Lura regaled them with mining camp tales, buttressed by Mariah and Ned's memories. Burke gave lively renditions of biblical stories, most Ruth had never even heard of, about widows and even women warriors, or at least women who strategized battle plans that the men carried out. No one had ever mentioned that before. She thought now that they'd all been holding their breath, assuming this storm wouldn't last long, couldn't last long. Each day they'd peer at the sky, hoping for the sun, and each night they sought the moon.

Then Mariah came in sobbing that one of the mares was down. She'd gotten so thin, Mariah worried that she'd miscarry. When they reached the barn, the mare struggled as though delivering early and then, huffing with exhaustion, died.

“They're not getting enough water,” Ruth said patting Mariah's shoulder as the girl cried. They'd been chopping holes as best they could in the stream and hauling it from the spring that didn't freeze. But leading them up to the spring was treacherous, like walking across a frozen pond. The animals were stressed, not eating well and not drinking. And they'd had no salt now for almost a month.

Then one of Matthew's scrub mares, as she called them, fell on the ice and had to be put down. Ruth found herself hardly sleeping, just
standing and staring at the silver world. She could lose them all! All the foals, all that was promised for that first payment in the spring just a few months away.

At least Jessie was doing better. In an odd way, the girl seemed strengthened by their togetherness, so Ruth would go out and help haul water, chop at the haystack for an hour or two. And then the next day, Jessie would be worse, not able to even bear weight on her legs. Ruth wondered once if Lura gave her something to eat that weakened her, but that made no sense at all.

Jessies color seemed brighter since Burkes arrival, but perhaps it was because she slept better. Burke had asked if he might pray with the child that second day after he'd arrived. Ruth had hesitated, but Matthew said, “What could it hurt, Ruth?” She'd consented, and that night the child's breathing had been less labored.

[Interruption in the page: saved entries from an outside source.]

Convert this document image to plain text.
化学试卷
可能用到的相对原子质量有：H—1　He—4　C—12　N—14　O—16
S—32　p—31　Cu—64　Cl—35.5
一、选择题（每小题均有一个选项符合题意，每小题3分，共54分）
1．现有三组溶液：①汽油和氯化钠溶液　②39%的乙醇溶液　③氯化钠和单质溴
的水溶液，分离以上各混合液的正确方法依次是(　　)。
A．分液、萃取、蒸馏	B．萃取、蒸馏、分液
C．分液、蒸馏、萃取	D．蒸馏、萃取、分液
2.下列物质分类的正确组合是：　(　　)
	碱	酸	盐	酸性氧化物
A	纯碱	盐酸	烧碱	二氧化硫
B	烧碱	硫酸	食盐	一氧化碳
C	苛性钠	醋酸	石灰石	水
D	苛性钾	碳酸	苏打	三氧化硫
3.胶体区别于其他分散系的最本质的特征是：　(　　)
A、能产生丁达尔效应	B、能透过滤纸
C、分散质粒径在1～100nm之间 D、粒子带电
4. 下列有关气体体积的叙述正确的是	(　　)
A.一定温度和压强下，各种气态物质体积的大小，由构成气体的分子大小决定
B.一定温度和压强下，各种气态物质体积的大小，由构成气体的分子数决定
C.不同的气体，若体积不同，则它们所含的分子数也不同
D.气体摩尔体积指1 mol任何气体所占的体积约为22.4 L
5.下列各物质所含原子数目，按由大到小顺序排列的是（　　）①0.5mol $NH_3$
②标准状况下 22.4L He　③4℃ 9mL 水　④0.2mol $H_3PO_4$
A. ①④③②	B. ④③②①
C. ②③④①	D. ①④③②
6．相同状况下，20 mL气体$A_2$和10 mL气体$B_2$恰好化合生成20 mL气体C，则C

“Color and breathing's better because of the little dab of whiskey I put in her serving of soup,” Lura confessed one day when Ruth mused out loud about her daughter's strange healing.

“Don't do it again,” Ruth said.

“And why not? Perfectly healthy. Even Doc McCully said so.”

“I never heard that,” Ruth said. “And I'm her mother. I'll decide such things.”

“Truth be known, you got a ways to go before you've had the years of experience that I've had,” Lura said.

“It's not the years, it's the miles,” Ruth retorted.

“Not the tears, it's the smiles? Is that what you said?”

Everyone laughed, and for just a moment Ruth wondered if Lura wasn't feigning deafness.

At least Burke hadn't been condemning of their efforts, or of Lura's whiskey episode either. He wasn't at all what she expected a preacher to be. He worked beside them, eased in at their table as though he belonged, and never assumed he was wiser or more patient or better than anyone else, though Ruth thought sure he was. The attention he gave to the children proved that.